The pair conducted several interviews with Isabella over the course of their reporting, which also included interviews with current and former employees, investors and many of his friends and associates in the restaurant industry. Many people requested anonymity. Employees also had their hands tied by restrictive non-disclosure agreements, but each major development brought new sources willing to talk.
“Once people started not getting paid, people were coming out of the woodwork and started talking,” Sidman said.
Sidman said she was struck by the number of investors who thought Caras’ allegations of sexual harassment and a toxic work environment were “overblown.” Sidman said she talked to approximately nine investors and was struck by the strength of feeling in his favor.
“I was really surprised how many of the investors still support him,” she said.
While the pair found Isabella largely willing to cooperate and sit for long interviews, except for a two-and-a-half-week period where he “went dark,” they noted that he was not used to having such tough coverage of his business, as it usually centered on glowing reviews of his new restaurants.

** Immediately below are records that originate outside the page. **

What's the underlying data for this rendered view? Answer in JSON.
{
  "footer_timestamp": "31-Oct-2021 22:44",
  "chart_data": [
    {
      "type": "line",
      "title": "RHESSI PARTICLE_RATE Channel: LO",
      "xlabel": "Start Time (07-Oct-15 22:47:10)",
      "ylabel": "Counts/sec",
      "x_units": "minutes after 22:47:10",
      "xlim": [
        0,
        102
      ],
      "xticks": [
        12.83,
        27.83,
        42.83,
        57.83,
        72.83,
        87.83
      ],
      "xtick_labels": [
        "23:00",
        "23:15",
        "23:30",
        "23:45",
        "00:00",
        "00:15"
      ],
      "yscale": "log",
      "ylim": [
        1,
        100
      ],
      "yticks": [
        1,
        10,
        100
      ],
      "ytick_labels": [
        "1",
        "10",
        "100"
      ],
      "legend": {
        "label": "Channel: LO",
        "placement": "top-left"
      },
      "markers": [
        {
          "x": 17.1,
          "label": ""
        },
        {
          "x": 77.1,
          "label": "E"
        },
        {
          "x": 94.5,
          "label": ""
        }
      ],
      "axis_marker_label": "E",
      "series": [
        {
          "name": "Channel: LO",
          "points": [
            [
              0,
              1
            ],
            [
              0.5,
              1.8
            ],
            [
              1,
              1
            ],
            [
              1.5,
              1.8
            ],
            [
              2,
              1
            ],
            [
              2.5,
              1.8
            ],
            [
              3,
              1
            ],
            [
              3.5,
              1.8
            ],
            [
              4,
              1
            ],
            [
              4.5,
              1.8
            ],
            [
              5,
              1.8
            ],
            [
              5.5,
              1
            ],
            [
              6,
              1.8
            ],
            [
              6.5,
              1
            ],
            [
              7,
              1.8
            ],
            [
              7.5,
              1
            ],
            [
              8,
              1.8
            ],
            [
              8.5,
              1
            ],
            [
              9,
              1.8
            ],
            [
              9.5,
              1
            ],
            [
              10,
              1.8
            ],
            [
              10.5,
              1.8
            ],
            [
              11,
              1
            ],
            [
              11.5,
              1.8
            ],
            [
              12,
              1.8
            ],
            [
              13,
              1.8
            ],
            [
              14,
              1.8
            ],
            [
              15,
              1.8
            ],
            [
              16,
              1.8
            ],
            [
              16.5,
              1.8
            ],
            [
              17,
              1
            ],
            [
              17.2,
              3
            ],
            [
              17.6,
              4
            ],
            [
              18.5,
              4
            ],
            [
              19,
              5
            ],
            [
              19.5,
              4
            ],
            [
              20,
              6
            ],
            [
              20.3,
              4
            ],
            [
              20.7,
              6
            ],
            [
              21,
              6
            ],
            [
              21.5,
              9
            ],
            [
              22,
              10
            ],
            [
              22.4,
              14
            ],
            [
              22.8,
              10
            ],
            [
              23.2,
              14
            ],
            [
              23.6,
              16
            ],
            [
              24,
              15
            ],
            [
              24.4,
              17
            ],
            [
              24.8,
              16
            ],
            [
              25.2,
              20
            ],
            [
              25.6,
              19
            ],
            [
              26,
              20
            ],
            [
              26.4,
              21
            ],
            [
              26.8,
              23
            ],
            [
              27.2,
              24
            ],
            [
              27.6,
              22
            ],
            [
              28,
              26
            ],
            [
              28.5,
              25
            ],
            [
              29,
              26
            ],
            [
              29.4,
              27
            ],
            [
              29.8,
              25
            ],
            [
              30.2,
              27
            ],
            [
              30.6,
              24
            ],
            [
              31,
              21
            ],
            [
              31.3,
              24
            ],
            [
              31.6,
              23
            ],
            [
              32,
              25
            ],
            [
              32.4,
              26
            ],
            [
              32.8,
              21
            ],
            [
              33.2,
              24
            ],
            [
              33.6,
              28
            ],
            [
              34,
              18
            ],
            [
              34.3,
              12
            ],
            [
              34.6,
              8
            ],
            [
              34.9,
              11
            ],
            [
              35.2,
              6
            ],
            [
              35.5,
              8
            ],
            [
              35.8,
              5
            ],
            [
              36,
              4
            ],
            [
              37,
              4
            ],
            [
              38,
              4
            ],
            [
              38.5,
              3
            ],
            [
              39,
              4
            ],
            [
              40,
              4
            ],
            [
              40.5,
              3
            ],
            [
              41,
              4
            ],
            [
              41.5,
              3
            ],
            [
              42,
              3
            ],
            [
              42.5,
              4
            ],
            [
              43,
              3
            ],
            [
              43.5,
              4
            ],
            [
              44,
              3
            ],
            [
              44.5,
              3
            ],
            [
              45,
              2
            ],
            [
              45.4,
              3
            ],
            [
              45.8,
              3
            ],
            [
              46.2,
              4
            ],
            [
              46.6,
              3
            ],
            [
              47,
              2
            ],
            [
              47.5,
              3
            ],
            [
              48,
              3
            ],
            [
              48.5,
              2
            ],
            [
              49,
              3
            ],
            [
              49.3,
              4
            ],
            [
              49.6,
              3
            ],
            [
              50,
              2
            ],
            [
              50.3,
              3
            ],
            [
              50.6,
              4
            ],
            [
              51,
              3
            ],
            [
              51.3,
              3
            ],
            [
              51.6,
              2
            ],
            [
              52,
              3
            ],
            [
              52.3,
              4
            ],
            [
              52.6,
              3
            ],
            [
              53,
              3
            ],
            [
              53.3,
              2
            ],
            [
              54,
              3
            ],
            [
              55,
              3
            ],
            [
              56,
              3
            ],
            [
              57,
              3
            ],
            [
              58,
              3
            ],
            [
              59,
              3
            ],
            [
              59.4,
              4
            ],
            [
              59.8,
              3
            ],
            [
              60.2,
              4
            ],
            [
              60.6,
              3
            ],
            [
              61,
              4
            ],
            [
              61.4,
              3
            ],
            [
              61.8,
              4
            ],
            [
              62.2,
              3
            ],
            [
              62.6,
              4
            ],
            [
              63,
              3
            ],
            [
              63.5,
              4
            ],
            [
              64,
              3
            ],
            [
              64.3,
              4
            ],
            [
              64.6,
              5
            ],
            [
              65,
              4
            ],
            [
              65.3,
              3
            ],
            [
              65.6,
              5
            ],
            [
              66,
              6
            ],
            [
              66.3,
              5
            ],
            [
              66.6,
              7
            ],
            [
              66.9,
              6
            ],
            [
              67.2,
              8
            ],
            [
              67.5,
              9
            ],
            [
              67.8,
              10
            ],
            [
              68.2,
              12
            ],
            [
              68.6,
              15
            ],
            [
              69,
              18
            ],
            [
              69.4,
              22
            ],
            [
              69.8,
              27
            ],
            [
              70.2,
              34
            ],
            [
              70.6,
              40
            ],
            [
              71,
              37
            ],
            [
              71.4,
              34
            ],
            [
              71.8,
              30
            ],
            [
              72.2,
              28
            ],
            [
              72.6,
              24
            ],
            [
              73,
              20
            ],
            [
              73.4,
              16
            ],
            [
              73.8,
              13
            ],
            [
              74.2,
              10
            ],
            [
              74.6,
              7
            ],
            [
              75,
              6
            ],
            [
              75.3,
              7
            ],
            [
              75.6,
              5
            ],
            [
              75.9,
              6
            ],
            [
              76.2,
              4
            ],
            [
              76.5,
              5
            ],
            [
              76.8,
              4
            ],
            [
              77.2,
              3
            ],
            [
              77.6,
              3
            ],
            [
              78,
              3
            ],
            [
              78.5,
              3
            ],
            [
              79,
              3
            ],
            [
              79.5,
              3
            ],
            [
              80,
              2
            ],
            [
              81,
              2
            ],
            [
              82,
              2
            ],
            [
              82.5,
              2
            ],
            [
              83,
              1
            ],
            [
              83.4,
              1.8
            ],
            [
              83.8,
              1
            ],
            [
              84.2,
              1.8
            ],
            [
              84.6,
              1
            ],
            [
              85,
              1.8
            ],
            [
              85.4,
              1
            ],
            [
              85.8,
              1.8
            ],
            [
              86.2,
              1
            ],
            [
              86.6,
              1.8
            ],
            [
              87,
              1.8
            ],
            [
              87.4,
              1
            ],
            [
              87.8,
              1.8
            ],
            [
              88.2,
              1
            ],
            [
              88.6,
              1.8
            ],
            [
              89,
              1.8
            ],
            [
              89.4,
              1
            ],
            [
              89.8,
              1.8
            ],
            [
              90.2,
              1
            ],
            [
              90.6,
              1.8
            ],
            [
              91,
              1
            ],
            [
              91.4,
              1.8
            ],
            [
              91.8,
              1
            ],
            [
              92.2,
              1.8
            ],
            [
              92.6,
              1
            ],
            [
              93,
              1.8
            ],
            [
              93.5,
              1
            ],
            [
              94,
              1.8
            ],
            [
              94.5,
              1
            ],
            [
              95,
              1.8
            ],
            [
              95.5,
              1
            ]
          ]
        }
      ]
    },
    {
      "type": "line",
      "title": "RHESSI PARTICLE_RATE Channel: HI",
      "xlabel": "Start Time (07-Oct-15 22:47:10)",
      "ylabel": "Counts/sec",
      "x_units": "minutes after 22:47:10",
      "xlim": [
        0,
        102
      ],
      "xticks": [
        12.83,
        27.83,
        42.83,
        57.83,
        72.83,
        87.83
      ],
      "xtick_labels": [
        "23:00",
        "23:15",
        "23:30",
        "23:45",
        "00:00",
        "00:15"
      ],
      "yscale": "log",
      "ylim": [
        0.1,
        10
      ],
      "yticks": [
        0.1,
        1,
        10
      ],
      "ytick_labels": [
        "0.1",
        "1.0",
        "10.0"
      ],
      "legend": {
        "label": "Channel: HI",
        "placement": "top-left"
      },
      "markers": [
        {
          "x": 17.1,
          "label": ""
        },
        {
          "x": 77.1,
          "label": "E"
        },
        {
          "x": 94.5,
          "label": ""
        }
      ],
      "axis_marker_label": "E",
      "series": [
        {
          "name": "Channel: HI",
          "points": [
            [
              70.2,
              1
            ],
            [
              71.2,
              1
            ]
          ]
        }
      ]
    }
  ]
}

The Washingtonian article -- which focuses heavily on his mismanagement of his company and how it spiraled out of control, resulting in his filing for bankruptcy as he allegedly drank alcohol in excess and was abusive towards Caras -- still came as a shock to Isabella. Spiegel said that when the cover went online, showing a Photoshopped image of his face with egg on it, he sent her a message that simply asked: “Are you kidding me?”
The pair said they spent around two months working on the story from conception to publishing the final draft, with dozens and dozens of interviews and information going into a 27-page chronological timeline of Isabella’s career that was eventually whittled down into a narrative. It made for a hectic time, but the groundwork had already been laid.